Le bilan pourrait s’aggraver

La Chine est aussi la porte d’entrée et une plateforme d’échanges pour toute la région de l’Asie du Sud-Est. « Cette crise pourrait avoir des conséquences indirectes sur les exportations dans d’autres pays asiatiques – difficultés économiques au Japon, paralysie du transport aérien régional faisant chuter la consommation dans les hubs aéroportuaires… – et au-delà, puisqu’il apparaît que de nombreux conteneurs restent en Chine et commencent à manquer même pour les exportations vers d’autres destinations », a confié l’Ania aux Marchés Hebdo.

Pour les activités d’importation, les entreprises de certains secteurs rencontrent des difficultés d’approvisionnement en matières premières. Des retards de livraison vers l’Europe sont constatés : quelques compagnies ne font plus d’escale en Chine entraînant des retards d’acheminement des conteneurs vers l’Europe avec encore une faible visibilité sur les délais de livraison. Si la situation perdure, « il risque d’y avoir des ruptures de produits et une généralisation du problème », expose FranceAgriMer. Pour certains importateurs, les suspensions et les reports de commandes pourraient être effectifs jusqu’aux mois de mars ou avril sachant que dans la grande distribution chinoise le ralentissement des commandes pourrait se prolonger jusqu’au mois de juin du fait de la très faible fréquentation dans les magasins chinois.

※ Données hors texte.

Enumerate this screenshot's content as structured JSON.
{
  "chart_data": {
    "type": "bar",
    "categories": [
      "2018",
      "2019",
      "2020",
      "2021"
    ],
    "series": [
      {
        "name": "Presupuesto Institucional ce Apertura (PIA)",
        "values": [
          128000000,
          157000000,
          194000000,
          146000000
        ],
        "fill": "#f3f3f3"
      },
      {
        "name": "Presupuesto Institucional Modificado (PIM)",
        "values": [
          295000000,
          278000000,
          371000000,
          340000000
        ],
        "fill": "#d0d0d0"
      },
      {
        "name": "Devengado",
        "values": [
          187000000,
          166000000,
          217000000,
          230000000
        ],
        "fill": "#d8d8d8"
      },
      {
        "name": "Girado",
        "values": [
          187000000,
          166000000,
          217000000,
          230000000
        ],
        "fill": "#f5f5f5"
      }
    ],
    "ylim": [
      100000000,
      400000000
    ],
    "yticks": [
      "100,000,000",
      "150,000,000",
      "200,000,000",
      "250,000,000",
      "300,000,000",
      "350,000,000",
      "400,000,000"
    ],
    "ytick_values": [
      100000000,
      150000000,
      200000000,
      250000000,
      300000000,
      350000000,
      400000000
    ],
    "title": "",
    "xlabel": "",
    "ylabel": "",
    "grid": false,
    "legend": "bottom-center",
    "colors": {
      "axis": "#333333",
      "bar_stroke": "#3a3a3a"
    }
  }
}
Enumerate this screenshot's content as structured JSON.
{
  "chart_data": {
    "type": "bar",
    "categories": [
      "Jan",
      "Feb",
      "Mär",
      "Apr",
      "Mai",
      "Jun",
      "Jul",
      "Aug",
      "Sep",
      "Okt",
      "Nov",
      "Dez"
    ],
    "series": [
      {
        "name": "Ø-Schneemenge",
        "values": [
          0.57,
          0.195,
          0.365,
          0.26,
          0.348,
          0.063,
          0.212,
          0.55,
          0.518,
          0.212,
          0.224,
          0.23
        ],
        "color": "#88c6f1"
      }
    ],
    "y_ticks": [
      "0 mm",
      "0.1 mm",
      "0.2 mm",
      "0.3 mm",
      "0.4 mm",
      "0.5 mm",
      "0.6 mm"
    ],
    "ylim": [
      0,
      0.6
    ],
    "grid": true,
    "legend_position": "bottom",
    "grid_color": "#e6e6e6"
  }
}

Les échanges avec l’Italie sont également surveillés de près. S’il n’y a pour l’instant pas de mesures particulières de nature à enrayer les transports, les problèmes logistiques pourraient, comme pour la Chine, peser à l’avenir.

L’État instaure des mesures d’accompagnement

Pour couvrir leurs pertes d’exploitation, les entreprises ne pourront que peu compter sur leurs assurances. « La perte d’exploitation est relative. Chez nous, l’assurance va jouer si le client a souscrit une couverture "annulation sur décision administrative", et s’il n’y a pas de clause d’exclusion des pandémies dans le contrat », explique François Nédey, membre du comité exécutif d’Allianz France. L’État a, lui, engagé plusieurs mesures pour accompagner les entreprises en difficulté.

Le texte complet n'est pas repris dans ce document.